Review: The School Car

Following on Ontario’s successful school rail car project, Newfoundland started a “School on Wheels” program where a mobile school traveled in a rail car and spent time in Newfoundland’s remote communities throughout the school year. “The School Car” by Randy P. Noseworthy tells the story.

Starting in 1926, Ontario deployed a total of seven school cars on Canadian National Railways, Canadian Pacific Railways, and the Temiskaming and Northern Ontario (today’s Ontario Northland) railroads to bring schools to remote communities. The cars would be spotted on sidings for several days and the teacher lived on the car and delivered lessons to local children. They would be left with exercises to do while the school was away.

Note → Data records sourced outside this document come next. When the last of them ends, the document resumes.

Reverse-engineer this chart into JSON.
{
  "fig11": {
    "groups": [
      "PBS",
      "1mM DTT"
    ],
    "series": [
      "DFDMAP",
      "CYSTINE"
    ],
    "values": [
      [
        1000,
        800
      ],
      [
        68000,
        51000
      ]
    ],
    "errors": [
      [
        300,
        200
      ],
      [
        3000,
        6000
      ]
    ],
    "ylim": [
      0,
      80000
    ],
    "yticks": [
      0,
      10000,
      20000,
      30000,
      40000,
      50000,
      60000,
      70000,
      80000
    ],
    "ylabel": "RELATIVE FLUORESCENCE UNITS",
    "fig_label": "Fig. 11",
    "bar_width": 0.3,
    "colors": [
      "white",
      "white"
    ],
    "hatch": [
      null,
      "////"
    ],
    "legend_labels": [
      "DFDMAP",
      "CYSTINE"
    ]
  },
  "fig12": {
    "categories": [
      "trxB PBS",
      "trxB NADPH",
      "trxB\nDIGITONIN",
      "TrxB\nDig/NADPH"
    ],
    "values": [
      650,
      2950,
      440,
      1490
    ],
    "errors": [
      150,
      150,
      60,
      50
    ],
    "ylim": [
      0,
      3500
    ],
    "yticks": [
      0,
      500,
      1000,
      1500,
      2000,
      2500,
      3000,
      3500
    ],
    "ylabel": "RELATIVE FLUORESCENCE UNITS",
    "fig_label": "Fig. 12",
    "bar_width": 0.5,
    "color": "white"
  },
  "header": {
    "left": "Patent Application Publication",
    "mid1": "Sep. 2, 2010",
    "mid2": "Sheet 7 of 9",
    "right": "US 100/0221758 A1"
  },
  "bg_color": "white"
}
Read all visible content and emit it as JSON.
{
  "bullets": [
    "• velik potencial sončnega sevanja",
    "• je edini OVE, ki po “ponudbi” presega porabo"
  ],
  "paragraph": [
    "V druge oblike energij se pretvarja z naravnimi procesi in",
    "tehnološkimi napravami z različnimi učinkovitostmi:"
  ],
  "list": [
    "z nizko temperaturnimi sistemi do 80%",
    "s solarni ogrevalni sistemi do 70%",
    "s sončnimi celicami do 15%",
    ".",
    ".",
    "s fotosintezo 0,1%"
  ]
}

The program was considered a success and went on for a total of 39 years.

Newfoundland in the 1930s had a lot of very remote communities. The Newfoundland Railway ran across the spine of the island and was the only connection for many, many communities until the construction of the Trans-Canada Highway. The Department of Education worked with the government-owned railway to set up a rail car as a school in 1936. The powerful Anglo-Newfoundland Development Company (A.N.D.) donated their rarely-used private car Shawnawdithit for the cause, and the railway refitted it for school use by installing a table and chairs, and living quarters for the teacher.

The School Car” is meticulously researched. The author interviewed the first teacher, Frank Moores, who provided a tremendous amount of detail on the car, the process, and many memories. Many former students were also interviewed from the 7 or 8 communities served by the school car over the six years it operated.

The book is richly illustrated with photographs of the car at various locations, the teachers, the students, the tiny stations, and even the students as they looked when the book was being written.

One of many facts I didn’t know was that temporary sidings were constructed to house the school car, but a switch wasn’t put in for the siding. The section crew would bend the main line over into the siding for the car to be parked, then put the rails back once the car was in the siding. The same procedure was done to remove the car a few weeks later.

Walsh’s Camp, 1938, photo by Frank Moores

This book is a “must have” for fans of the Newfoundland Railway, and indeed I believe many people interested in the history of Newfoundland will enjoy it.

You can borrow a digital copy of the book on Archive.org or try to find a used copy on Amazon.ca or elsewhere.